Suspended in Time: Annette Richards Plays Buxtehude, Frescobaldi, Mozart, Krebs, and Bach

Program

Dieterich Buxtehude (1637-1707): Passacaglia in d minor, BuxWV 161

Girolamo Frescobaldi (1583-1643): Toccata terza, per l’elevazione, from Il secondo libro di Toccate (1627)

Wolfgang Amadeus Mozart (1756-1791): Andante in F major for musical clock, K. 616

Johann Ludwig Krebs (1713-1780): Chorale prelude: “Wir glauben all’ an einen Gott”

Johann Sebastian Bach (1685-1750): Pièce d’orgue, BWV 572

 

From the Performer

It is rare for me to stay in one place for long. I can’t remember another time in my life when, for weeks and months, I’ve not travelled to play a concert, do research, visit friends or family. And there’s a danger when staying in place, I’ve found, of coming unmoored in time. Much of the music I’ve gravitated towards these past months seems to reflect on a state of suspension, an interest in, indulgence in, even, the failure to move forward.

Playing the organ during this time, I’ve thought about 20th-century French composer Jehan Alain’s mesmerizing miniature Le Jardin suspendu (The Suspended Garden), at the top of which Alain writes “The suspended garden is the artist’s ideal, perpetually pursued and fleeting; it is the inaccessible and inviolable refuge.” Alain’s dreamy evocation of the tension between pursuit and stasis at the heart of the artist’s endeavor, which is worked out in the form of a baroque chaconne, is better suited to the Aeolian-Skinner organ in Sage Chapel, with its capacity for blurred and distant sonorities—and I’ll save it for a future performance there. But it lies at the heart of the program I’ve conceived here for the brilliantly distinct and vivid Cornell Baroque Organ in Anabel Taylor chapel.

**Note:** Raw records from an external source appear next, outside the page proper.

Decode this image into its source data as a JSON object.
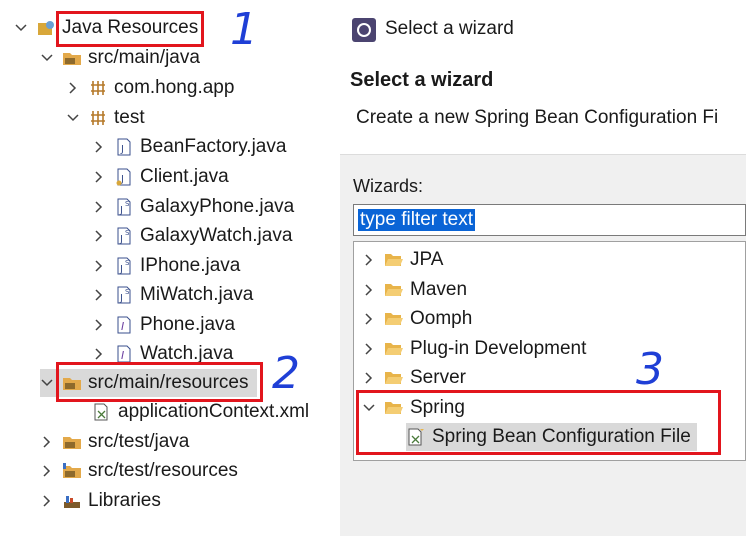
{
  "project_tree": {
    "root": "Java Resources",
    "src_main_java": "src/main/java",
    "pkg_app": "com.hong.app",
    "pkg_test": "test",
    "files": [
      "BeanFactory.java",
      "Client.java",
      "GalaxyPhone.java",
      "GalaxyWatch.java",
      "IPhone.java",
      "MiWatch.java",
      "Phone.java",
      "Watch.java"
    ],
    "src_main_resources": "src/main/resources",
    "app_context": "applicationContext.xml",
    "src_test_java": "src/test/java",
    "src_test_resources": "src/test/resources",
    "libraries": "Libraries"
  },
  "dialog": {
    "window_title": "Select a wizard",
    "header_title": "Select a wizard",
    "header_desc": "Create a new Spring Bean Configuration Fi",
    "wizards_label": "Wizards:",
    "filter_value": "type filter text",
    "categories": [
      "JPA",
      "Maven",
      "Oomph",
      "Plug-in Development",
      "Server",
      "Spring"
    ],
    "spring_child": "Spring Bean Configuration File"
  },
  "annotations": {
    "one": "1",
    "two": "2",
    "three": "3"
  },
  "colors": {
    "highlight_box": "#e2151d",
    "annotation_ink": "#1f3fd6",
    "selection": "#0a64d6"
  }
}
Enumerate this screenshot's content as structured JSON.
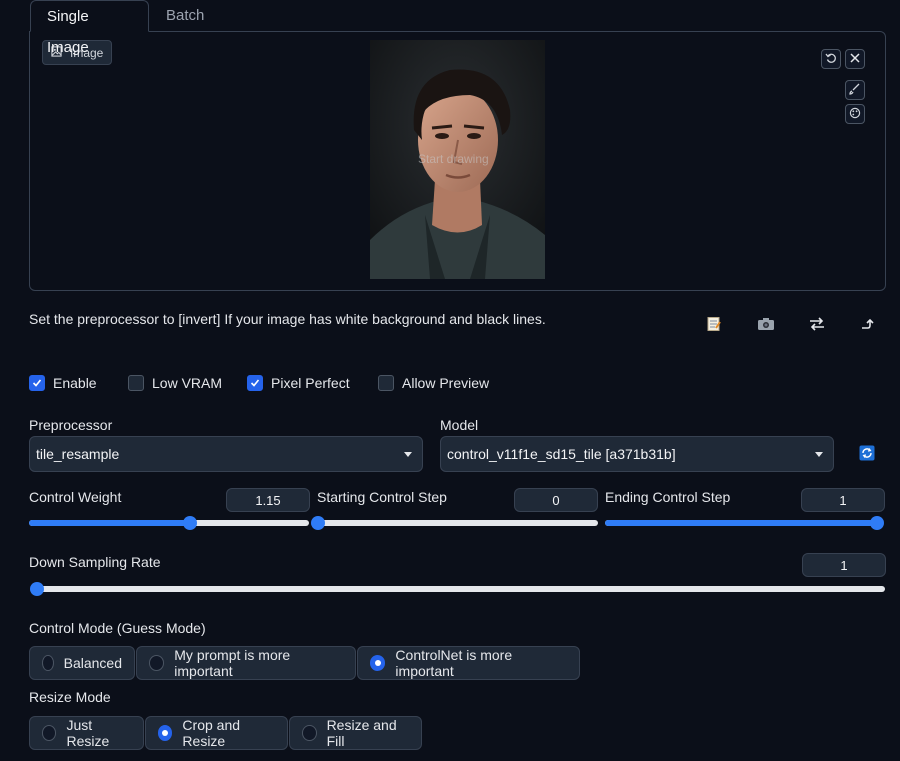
{
  "tabs": [
    {
      "label": "Single Image",
      "active": true
    },
    {
      "label": "Batch",
      "active": false
    }
  ],
  "image_panel": {
    "label": "Image",
    "overlay_text": "Start drawing"
  },
  "hint": "Set the preprocessor to [invert] If your image has white background and black lines.",
  "checkboxes": [
    {
      "label": "Enable",
      "checked": true
    },
    {
      "label": "Low VRAM",
      "checked": false
    },
    {
      "label": "Pixel Perfect",
      "checked": true
    },
    {
      "label": "Allow Preview",
      "checked": false
    }
  ],
  "preprocessor": {
    "label": "Preprocessor",
    "value": "tile_resample"
  },
  "model": {
    "label": "Model",
    "value": "control_v11f1e_sd15_tile [a371b31b]"
  },
  "sliders": {
    "control_weight": {
      "label": "Control Weight",
      "value": "1.15",
      "fraction": 0.575
    },
    "starting_step": {
      "label": "Starting Control Step",
      "value": "0",
      "fraction": 0
    },
    "ending_step": {
      "label": "Ending Control Step",
      "value": "1",
      "fraction": 1
    },
    "down_sampling": {
      "label": "Down Sampling Rate",
      "value": "1",
      "fraction": 0
    }
  },
  "control_mode": {
    "label": "Control Mode (Guess Mode)",
    "options": [
      "Balanced",
      "My prompt is more important",
      "ControlNet is more important"
    ],
    "selected": 2
  },
  "resize_mode": {
    "label": "Resize Mode",
    "options": [
      "Just Resize",
      "Crop and Resize",
      "Resize and Fill"
    ],
    "selected": 1
  },
  "colors": {
    "accent": "#2f7cf6",
    "background": "#0b0f19",
    "surface": "#1f2937"
  }
}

Each of the pieces on this program reflects in some way on suspended states, yet each simultaneously thrums with energy. Likewise, the glorious organ in Anabel Taylor chapel, while the ultimate place of refuge from the outside world (for me, at any rate), is an instrument that bursts with musical potential and visceral sonic excitement. We hear that energy beating through the Buxtehude Passacaglia, belying the circularity of the piece’s constantly repeating bass line; and in the rhapsodic wanderings of the Frescobaldi Elevation Toccata ecstatic timelessness is punctuated by sharply symbolic Lombardic rhythms and pointed fragments of forward-moving counterpoint. In a rather different mode, Mozart’s Andante, K. 616, a musical creation for a small mechanical organ in a clock, is all about time and time-pieces—for all its elegance and grace, its repetitions, reiterations, trills and frills suggest the automatic and continuous functioning of the machine that will keep on running until the mechanism winds down. In the beautiful chorale prelude, Wir glauben all’ an einen Gott (We all believe in one God) by J. L. Krebs (a piece previously ascribed to J. S. Bach) the timeless certainty of the Lutheran creed emerges from the elaborated chorale melody in the right hand (here played on the 8’, 4’, and 3’ flutes on the Hauptwerk), as it unfurls over two voices in the left hand (here played on the Hautbois on the Rückpositiv in a duet between two oboes d’amore) and two independent voices in the feet—a double pedal part that demands that the organist be literally suspended in space at the organ console. Finally, J. S. Bach’s Pièce d’orgue, with its opening burst of brilliant energy, its momentous central exploration of harmonic suspensions at almost unbearable length, and then its virtuosic welling-up of wave after wave of sound in rushing passagework to the final cadence, plays out an inevitable confrontation between inexorable suspension and the greatest musical vitality.

When you have music like this, and an instrument like the Cornell Baroque Organ at your fingertips, there’s really no need to go anywhere else.